Abstract Red hot exciton emitters with high exciton utilization efficiencies (EUEs) are scarce. Herein, three red emitters, 2TPA, TPAPXZ, and TPAPXZCN, are designed and synthesized. These emitters have large rigid structures and large spin‐orbit coupling between the high‐lying triplet and adjacent singlet states. Photophysical studies show that these emitters exhibit anti‐Kasha high‐lying triplet emissions. Moreover, the MADN host is doped with 5 wt.% of these emitters, which inhibits the internal conversion (IC) rate ( k IC Tn ∼ 10 8 s −1 ) of the high‐lying triplet state, making it similar to the high‐lying reverse intersystem crossing (hRISC) rate ( k hRISC ∼ 10 8 s −1 ). It provides a basis for doped devices to achieve high EUEs.
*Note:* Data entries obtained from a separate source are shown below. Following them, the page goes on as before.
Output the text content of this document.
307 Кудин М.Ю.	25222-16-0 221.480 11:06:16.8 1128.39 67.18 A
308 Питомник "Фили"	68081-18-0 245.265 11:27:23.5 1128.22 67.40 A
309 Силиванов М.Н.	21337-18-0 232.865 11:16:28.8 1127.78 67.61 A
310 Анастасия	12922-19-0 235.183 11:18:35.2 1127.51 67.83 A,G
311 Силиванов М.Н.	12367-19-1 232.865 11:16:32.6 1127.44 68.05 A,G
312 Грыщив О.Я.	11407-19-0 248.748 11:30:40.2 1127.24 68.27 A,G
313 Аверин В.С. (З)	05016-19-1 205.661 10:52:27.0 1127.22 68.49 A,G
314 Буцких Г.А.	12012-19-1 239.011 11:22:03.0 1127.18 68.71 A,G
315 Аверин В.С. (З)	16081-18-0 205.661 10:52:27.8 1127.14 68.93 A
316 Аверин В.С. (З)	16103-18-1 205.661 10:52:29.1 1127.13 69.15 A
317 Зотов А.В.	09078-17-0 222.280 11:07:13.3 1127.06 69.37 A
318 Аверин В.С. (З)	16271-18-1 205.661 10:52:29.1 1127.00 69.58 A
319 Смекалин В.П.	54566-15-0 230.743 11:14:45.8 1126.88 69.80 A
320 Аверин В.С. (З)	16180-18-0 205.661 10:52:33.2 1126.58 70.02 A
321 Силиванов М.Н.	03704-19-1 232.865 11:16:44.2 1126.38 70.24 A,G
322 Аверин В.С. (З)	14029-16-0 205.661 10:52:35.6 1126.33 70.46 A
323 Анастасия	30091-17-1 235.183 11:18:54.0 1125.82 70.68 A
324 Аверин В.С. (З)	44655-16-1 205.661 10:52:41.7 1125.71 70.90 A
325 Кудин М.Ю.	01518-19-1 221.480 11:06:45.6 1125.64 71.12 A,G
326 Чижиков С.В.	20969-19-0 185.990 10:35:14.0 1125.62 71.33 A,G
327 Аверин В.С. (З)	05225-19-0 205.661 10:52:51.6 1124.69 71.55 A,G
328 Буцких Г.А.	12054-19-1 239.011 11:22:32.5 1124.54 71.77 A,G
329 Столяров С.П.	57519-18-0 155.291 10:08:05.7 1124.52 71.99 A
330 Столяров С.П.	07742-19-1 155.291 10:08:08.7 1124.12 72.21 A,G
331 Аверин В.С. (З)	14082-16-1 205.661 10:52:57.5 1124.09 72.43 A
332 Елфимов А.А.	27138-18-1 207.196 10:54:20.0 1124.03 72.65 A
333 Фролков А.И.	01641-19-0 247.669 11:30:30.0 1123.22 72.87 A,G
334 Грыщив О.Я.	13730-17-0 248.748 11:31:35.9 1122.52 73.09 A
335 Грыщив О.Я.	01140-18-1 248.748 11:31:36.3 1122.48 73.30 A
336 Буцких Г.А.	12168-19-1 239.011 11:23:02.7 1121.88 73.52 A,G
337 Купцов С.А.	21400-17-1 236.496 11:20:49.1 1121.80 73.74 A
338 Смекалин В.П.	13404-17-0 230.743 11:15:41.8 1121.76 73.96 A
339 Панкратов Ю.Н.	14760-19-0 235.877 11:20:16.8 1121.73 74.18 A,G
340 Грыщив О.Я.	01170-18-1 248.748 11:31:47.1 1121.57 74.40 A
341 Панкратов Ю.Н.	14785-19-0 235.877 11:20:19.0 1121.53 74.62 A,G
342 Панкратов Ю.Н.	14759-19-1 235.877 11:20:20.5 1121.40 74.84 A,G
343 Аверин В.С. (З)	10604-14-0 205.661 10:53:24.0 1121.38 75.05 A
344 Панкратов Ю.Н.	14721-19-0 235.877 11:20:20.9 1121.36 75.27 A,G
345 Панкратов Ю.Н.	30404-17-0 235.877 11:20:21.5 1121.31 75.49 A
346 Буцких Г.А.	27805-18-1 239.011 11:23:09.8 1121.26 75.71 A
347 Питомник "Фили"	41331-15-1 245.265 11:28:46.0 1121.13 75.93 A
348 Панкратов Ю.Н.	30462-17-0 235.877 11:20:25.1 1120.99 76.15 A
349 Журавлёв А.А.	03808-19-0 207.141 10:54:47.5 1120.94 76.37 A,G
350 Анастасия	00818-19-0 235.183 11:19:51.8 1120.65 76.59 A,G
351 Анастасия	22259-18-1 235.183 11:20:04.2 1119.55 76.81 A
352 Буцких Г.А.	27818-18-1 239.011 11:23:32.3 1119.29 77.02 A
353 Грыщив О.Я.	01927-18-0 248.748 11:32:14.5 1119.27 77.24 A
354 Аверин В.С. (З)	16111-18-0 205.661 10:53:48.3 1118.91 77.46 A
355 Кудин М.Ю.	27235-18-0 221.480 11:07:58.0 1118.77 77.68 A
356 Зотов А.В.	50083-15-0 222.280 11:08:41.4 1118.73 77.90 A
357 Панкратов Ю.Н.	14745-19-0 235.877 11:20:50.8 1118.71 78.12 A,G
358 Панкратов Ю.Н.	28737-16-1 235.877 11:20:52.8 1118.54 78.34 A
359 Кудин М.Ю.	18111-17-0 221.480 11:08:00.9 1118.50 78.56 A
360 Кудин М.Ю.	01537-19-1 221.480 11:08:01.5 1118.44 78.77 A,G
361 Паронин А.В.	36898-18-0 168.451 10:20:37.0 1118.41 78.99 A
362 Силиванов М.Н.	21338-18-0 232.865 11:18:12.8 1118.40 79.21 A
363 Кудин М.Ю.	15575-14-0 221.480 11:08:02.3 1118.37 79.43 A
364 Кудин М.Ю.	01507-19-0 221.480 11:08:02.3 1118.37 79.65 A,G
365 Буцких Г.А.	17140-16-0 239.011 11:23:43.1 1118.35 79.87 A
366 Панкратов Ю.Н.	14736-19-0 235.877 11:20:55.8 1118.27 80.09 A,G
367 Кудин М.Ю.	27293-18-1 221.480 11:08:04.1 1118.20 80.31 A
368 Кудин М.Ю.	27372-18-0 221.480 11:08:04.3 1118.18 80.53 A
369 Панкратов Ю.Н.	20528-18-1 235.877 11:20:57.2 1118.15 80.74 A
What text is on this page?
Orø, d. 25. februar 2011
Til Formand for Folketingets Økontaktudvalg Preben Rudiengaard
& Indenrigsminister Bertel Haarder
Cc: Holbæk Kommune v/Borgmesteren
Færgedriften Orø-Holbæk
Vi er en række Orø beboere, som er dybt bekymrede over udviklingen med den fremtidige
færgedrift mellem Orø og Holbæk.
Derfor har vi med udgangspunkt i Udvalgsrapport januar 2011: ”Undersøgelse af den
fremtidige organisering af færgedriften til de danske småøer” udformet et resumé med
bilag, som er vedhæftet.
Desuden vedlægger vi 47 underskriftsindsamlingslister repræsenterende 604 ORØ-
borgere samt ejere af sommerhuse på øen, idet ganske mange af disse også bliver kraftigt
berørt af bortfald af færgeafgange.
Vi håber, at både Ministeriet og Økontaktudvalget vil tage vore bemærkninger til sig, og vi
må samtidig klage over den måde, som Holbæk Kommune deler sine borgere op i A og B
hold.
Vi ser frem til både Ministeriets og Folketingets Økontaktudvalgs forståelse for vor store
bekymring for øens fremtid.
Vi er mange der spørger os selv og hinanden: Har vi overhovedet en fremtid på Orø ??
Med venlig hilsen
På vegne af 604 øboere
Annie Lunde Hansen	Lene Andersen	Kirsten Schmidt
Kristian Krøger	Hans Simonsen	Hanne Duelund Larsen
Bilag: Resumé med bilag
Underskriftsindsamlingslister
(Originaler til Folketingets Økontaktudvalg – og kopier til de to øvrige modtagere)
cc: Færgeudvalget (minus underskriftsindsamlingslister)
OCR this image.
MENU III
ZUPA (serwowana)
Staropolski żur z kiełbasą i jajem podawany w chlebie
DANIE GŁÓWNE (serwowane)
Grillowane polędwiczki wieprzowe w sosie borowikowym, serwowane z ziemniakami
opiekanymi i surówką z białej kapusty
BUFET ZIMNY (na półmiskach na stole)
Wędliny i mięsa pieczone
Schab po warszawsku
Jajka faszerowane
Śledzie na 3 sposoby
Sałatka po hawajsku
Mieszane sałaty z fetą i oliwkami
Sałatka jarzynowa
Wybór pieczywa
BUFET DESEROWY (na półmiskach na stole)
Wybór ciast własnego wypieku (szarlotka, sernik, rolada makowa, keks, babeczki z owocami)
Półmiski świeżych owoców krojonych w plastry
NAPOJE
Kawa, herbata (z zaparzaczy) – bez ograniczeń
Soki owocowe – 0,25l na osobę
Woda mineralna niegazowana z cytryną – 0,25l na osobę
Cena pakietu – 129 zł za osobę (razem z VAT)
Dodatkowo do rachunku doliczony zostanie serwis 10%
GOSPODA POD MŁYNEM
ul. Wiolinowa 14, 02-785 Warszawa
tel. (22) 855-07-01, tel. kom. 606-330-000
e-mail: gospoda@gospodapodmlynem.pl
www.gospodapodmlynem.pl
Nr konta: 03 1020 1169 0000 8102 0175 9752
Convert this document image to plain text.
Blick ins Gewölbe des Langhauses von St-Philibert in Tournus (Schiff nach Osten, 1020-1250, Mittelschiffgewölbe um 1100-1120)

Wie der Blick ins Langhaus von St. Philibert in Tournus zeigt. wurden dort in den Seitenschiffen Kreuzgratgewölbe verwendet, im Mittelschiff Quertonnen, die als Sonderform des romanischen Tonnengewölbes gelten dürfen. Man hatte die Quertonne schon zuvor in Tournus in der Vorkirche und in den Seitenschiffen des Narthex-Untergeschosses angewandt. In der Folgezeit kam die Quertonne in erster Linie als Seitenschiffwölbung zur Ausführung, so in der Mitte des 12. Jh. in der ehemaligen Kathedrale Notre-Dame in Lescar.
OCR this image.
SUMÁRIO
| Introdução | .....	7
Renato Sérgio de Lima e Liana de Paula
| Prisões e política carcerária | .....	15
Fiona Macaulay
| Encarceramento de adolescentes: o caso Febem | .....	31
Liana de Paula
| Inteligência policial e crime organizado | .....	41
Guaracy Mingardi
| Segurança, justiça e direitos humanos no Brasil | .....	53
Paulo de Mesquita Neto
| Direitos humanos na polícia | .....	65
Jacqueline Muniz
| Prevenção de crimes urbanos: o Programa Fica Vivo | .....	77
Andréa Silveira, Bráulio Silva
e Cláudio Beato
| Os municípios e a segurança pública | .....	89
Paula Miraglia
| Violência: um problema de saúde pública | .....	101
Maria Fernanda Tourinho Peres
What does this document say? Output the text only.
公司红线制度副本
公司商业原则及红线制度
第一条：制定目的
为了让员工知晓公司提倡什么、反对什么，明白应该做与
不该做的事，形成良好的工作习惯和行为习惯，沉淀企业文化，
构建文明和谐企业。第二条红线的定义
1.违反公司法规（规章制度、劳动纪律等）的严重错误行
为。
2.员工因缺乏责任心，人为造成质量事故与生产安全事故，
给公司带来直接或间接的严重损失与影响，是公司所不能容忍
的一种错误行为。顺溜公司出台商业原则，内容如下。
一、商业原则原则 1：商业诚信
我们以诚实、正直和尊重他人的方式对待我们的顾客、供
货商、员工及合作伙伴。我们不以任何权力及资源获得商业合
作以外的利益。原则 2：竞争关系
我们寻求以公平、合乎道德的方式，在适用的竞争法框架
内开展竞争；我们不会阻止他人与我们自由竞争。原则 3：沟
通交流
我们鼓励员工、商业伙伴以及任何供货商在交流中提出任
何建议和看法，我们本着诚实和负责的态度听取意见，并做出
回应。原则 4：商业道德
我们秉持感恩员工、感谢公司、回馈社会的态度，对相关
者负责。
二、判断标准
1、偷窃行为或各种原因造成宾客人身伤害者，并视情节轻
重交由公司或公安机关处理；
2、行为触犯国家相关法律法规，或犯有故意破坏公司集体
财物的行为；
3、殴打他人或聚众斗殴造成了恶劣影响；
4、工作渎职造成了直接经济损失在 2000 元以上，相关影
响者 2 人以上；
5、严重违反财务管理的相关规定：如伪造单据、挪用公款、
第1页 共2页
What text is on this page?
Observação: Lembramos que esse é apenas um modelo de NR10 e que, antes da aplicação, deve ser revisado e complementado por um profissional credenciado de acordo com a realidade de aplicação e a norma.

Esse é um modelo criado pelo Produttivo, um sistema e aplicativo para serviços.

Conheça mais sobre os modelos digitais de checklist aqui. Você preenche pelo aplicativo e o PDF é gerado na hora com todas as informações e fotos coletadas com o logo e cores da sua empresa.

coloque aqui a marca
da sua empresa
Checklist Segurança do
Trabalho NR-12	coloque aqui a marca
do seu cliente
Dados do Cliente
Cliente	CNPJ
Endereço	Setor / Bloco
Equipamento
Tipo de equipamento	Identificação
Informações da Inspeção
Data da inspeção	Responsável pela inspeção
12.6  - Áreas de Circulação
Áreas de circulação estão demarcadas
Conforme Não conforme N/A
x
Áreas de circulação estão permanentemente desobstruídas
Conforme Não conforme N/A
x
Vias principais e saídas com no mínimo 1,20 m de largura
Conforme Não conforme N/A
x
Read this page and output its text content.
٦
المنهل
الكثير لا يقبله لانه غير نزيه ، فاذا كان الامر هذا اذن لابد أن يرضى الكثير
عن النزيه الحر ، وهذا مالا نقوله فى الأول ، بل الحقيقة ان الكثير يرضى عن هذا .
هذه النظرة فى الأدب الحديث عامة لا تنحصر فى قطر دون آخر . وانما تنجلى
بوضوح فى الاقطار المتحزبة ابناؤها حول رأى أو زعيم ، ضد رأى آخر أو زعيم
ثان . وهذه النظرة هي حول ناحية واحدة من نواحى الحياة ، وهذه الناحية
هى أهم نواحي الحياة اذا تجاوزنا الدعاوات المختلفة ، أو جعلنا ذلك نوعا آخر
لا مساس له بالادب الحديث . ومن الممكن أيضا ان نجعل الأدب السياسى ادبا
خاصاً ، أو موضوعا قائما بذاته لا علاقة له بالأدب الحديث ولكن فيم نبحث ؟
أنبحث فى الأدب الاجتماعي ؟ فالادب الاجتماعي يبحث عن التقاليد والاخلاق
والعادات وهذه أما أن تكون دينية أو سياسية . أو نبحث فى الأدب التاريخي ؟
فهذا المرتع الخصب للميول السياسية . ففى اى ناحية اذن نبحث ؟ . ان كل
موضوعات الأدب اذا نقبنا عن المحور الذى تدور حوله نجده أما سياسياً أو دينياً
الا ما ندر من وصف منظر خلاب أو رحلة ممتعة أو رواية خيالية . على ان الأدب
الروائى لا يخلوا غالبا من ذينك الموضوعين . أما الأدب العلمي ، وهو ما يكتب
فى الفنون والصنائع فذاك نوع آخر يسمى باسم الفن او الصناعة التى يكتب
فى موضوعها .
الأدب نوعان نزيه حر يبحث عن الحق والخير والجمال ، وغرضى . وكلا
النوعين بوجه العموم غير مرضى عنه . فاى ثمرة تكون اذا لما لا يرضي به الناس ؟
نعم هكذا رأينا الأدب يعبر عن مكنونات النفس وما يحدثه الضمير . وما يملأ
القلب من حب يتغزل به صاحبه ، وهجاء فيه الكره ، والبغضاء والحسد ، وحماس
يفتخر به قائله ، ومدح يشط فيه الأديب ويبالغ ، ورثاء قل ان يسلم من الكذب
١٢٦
Using 2TPA, TPAPXZ, and TPAPXZCN as emissive layers, the doped devices achieve red emission with emission peaks at 628, 626, and 647 nm, respectively. Notably, these devices achieve high EUEs of 43.9%, 81.0%, and 62.6%, respectively. To this knowledge, the EUE of these devices is among the highest values reported for hot exciton material devices. This study provides a novel approach for addressing low EUEs of hot exciton materials and improving their design strategies.